In the related art, bit transform techniques for performing transforms from a high bit depth to a low bit depth have usually been used as a quantization technique for image processing or the like. In other words, an N-bit image is transformed into an L-bit image (N>L) by a quantization process. On the other hand, an inverse transform process from a low bit depth to a high bit depth corresponds to inverse quantization. A linear quantization technique has usually been used as an image quantization technique. However, the linear quantization technique is low in computation cost but relatively large in a quantization error.
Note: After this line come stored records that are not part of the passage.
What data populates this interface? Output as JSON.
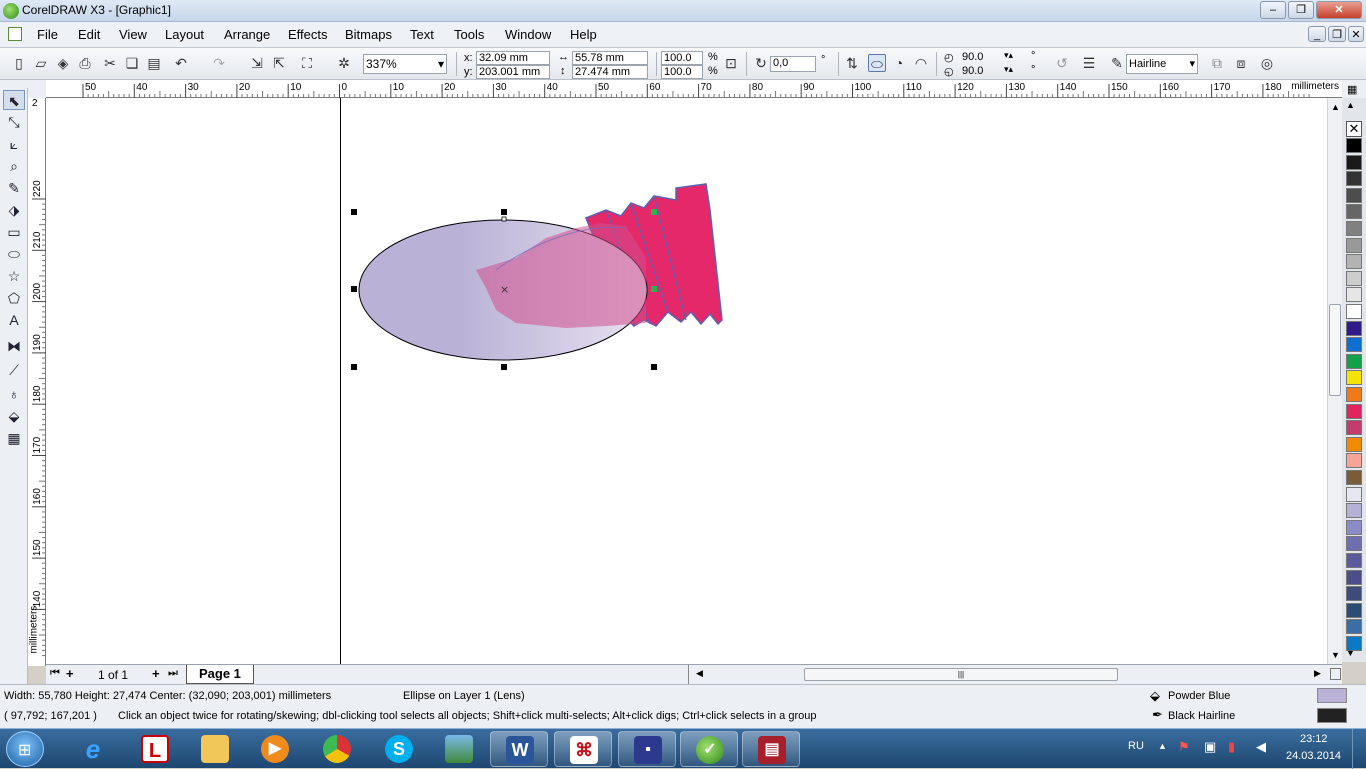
{
  "window": {
    "title": "CorelDRAW X3 - [Graphic1]",
    "minimize": "–",
    "restore": "❐",
    "close": "✕"
  },
  "menu": [
    "File",
    "Edit",
    "View",
    "Layout",
    "Arrange",
    "Effects",
    "Bitmaps",
    "Text",
    "Tools",
    "Window",
    "Help"
  ],
  "doc_controls": {
    "minimize": "_",
    "restore": "❐",
    "close": "✕"
  },
  "toolbar": {
    "zoom": "337%",
    "x_label": "x:",
    "x_value": "32.09 mm",
    "y_label": "y:",
    "y_value": "203.001 mm",
    "width_value": "55.78 mm",
    "height_value": "27.474 mm",
    "scale_x": "100.0",
    "scale_y": "100.0",
    "percent": "%",
    "rotation": "0,0",
    "degree": "°",
    "angle_start": "90.0",
    "angle_end": "90.0",
    "outline": "Hairline"
  },
  "ruler": {
    "unit": "millimeters",
    "h_ticks": [
      "50",
      "40",
      "30",
      "20",
      "10",
      "0",
      "10",
      "20",
      "30",
      "40",
      "50",
      "60",
      "70",
      "80",
      "90",
      "100",
      "110",
      "120",
      "130",
      "140",
      "150",
      "160",
      "170",
      "180"
    ],
    "v_ticks": [
      "220",
      "210",
      "200",
      "190",
      "180",
      "170",
      "160",
      "150",
      "140"
    ],
    "v_top": "2",
    "v_unit": "millimeters"
  },
  "pages": {
    "position": "1 of 1",
    "tab": "Page 1"
  },
  "status": {
    "dimensions": "Width: 55,780  Height: 27,474  Center: (32,090; 203,001)  millimeters",
    "object": "Ellipse on Layer 1  (Lens)",
    "coords": "( 97,792; 167,201 )",
    "hint": "Click an object twice for rotating/skewing; dbl-clicking tool selects all objects; Shift+click multi-selects; Alt+click digs; Ctrl+click selects in a group",
    "fill_name": "Powder Blue",
    "outline_name": "Black  Hairline"
  },
  "colors": {
    "fill_swatch": "#b9b2d6",
    "outline_swatch": "#222222",
    "palette": [
      "#000000",
      "#1a1a1a",
      "#333333",
      "#4d4d4d",
      "#666666",
      "#808080",
      "#999999",
      "#b3b3b3",
      "#cccccc",
      "#e6e6e6",
      "#ffffff",
      "#2e1a8a",
      "#0f6fd1",
      "#12a04a",
      "#f5e400",
      "#f07a1a",
      "#e1245d",
      "#c43c6e",
      "#f28a00",
      "#f6a39a",
      "#7a5b3a",
      "#e6e6f0",
      "#b3b1d6",
      "#8a8bc8",
      "#6f6fb0",
      "#5c5a9a",
      "#4b4e88",
      "#3c4b77",
      "#2c4d73",
      "#3a6ea5",
      "#0a78c2"
    ]
  },
  "tray": {
    "lang": "RU",
    "time": "23:12",
    "date": "24.03.2014"
  }
}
For this reason, when an image of a high bit depth is transformed into an image of a low bit depth by quantization, and then the image of the low bit depth is transformed back into the image of the high bit depth by inverse quantization (is returned to an original bit depth), the restored image of the high bit depth (the image which has been subjected to the quantization and inverse quantization processes) may exhibit substantial deterioration compared to the original image (the image prior to the quantization and inverse quantization processes).
In this regard, a Lloyd-Max quantization technique has been proposed (for example, see Lloyd, “Least squares quantization in PCM”, IEEE Transactions, Information Theory, vol. IT-28, no. 2, pp. 129-137, March 1982). Generally, the Lloyd-Max quantization technique has been known as a quantization technique which results in little image distortion.